Burning or Fishy Smell
May be due to burning or cooking of the thermostat, the FCU or an end of the flexible cable. Inspection should show any discoloured and burnt material.
This problem is sometimes caused by a split element consuming above rated current, so its a good idea to check the element resistances as well.
Not enough hot water
This is caused by any of:
- thermostat set too low. This can be a problem with new replacement elements, which often have stats that wont go as high as older ones, but sometimes the cylinder can require a higher temp to have enough HW capacity.
- replacement element too short
- For curved element systems, replacement element is mounted the wrong way up, with the curved end pointing up instead of down
- For 2 element systems, bottom element not working
- With heat banks, a badly scaled exchanger reduces rate of heat throughput, but not capacity. The tell tale sign is that fast flowing HW is not hot enough, but slow the flow down and the temperature is restored.
- Insufficient HW system capacity for new appliances, eg power shower
- Turn up stat. If it won't go high enough, it may be possible to wire it out of circuit and replace with an external stat, but a secondary non-resetting temperature cutout is also now mandated.
- Replace the replacement element with the correct longer size
- Refit element with curved end down
- Troubleshoot lower element & its associated parts
- Replace or descale exchanger.
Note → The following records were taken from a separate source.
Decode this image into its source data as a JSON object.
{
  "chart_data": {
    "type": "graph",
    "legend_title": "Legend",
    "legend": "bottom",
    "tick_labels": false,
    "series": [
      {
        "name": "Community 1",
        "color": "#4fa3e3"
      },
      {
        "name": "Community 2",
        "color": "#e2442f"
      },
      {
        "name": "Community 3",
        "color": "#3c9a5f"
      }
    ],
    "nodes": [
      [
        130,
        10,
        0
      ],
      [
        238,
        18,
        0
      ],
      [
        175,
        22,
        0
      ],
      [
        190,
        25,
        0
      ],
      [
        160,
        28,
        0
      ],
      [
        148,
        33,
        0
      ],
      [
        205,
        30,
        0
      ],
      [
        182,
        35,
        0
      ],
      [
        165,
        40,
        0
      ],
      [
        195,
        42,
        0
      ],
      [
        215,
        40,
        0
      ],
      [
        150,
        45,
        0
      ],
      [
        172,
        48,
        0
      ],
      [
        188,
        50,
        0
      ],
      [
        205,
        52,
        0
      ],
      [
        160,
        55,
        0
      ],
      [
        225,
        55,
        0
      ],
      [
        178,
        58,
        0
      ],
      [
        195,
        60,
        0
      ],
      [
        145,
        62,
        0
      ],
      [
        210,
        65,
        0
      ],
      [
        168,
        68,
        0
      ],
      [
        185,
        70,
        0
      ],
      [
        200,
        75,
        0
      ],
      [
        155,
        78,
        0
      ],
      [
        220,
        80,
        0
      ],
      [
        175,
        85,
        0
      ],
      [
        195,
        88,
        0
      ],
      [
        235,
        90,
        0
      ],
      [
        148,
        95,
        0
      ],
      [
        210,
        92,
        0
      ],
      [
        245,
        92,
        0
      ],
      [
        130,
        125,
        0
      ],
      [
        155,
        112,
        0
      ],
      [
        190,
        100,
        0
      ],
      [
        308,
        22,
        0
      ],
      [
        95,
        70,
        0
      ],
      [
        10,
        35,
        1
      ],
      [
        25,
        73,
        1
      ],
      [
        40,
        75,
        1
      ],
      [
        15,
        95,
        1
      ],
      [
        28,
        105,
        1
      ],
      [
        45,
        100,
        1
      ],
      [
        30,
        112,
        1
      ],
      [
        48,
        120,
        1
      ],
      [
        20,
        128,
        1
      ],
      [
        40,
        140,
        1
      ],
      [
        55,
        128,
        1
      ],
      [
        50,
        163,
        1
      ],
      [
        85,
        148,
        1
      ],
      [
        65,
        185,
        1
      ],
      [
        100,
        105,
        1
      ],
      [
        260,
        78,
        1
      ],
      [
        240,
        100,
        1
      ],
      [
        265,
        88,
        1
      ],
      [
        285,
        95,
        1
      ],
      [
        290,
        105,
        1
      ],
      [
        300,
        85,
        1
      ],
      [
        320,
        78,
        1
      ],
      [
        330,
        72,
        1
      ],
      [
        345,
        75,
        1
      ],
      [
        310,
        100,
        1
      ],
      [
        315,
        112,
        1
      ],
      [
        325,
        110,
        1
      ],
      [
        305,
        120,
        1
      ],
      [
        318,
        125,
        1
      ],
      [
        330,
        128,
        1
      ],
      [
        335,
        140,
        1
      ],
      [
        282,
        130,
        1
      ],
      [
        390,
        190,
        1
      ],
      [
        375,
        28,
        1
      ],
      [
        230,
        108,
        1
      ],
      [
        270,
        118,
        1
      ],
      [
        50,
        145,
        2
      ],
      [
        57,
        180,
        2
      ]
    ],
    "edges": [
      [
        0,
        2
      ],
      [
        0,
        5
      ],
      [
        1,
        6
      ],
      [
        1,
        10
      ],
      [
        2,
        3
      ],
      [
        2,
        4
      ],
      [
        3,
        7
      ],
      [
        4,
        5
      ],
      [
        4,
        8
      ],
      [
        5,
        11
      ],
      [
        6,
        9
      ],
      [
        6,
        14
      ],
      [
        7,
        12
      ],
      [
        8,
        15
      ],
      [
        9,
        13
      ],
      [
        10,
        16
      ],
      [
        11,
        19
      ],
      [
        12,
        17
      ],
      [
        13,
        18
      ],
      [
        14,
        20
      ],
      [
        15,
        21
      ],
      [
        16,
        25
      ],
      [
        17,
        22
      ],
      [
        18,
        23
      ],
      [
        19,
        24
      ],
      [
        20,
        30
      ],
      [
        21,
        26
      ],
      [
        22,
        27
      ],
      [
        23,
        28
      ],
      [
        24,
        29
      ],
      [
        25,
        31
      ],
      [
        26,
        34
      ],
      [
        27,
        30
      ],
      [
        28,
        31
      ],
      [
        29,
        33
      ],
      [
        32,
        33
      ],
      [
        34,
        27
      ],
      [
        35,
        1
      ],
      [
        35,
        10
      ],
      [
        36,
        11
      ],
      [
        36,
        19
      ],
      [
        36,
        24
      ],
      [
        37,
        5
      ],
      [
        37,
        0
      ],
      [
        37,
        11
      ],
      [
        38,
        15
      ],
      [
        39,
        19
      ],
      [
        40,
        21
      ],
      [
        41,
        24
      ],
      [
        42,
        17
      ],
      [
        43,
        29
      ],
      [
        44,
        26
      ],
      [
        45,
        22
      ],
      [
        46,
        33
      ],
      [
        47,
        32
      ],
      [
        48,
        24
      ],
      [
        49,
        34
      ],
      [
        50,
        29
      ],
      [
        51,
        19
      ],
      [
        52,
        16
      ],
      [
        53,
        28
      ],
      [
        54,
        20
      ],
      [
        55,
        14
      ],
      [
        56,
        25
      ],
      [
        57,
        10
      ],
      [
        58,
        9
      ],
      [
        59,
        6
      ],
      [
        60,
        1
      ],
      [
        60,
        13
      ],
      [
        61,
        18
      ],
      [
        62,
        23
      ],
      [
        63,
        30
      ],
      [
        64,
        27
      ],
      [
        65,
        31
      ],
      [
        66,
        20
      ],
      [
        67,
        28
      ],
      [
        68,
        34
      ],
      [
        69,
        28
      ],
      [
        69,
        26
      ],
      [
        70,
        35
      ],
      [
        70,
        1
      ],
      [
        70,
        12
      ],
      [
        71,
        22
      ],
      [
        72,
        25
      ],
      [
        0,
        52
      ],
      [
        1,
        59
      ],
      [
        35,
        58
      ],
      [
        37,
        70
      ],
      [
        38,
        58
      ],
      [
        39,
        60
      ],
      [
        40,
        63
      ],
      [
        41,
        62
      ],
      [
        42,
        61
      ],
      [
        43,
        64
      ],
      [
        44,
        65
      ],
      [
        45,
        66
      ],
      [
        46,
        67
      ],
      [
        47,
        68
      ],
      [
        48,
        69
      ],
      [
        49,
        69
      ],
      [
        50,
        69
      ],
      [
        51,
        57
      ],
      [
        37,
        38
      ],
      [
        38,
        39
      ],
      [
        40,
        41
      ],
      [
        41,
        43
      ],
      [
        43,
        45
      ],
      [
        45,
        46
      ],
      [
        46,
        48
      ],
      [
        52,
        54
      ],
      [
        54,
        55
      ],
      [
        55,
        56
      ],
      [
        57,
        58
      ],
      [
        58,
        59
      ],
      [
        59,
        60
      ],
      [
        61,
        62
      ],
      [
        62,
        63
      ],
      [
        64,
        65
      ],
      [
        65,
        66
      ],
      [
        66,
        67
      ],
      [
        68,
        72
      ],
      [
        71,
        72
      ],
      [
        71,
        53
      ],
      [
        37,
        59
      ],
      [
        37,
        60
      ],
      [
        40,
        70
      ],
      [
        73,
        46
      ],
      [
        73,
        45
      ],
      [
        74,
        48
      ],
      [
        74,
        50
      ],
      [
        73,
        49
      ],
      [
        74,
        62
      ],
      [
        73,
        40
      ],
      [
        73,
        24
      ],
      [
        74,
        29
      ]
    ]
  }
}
Consider scale prevention before the exchanger.
- Applying as many options in Increase Hot Water Capacity as possible may be enough. Turn down shower pumping rate. If these measures aren't enough, a larger HW cylinder is needed.
See also Increase Hot Water Capacity for more options.
It is not recommended to put an immersion heater on a ring circuit. The continuous 13A load leaves the circuit with reduced spare ampacity.
It is not recommended to put an immersion heater on a 13A plug. As well as loading the ring it can cause plug overheating.
- Daytime electricity is around 12p/unit
- Economy 7 about 6.5p/unit
- Gas (mains) about 4p/unit, factoring in boiler inefficiency
As well as the usual domestic elements, its possible to get low & high power elements, 1kW to 18kW, and 3 phase elements. eg
For industrial heating, electrode heating is also used. Power passes through a ballast to limit current, then directly through the water to heat it. Its perfectly safe done correctly.
When removing an old element, the cylinder should be kept full of water while loosening the element to discourage the tank from crumpling. Loosen the heater with an immersion heater spanner. Its more effective to tap it with a hammer than rotate it by hand. If very stiff, turning it slightly both ways sometimes helps. Once its moving a bit freer the cylinder can be drained to below the level of the heater.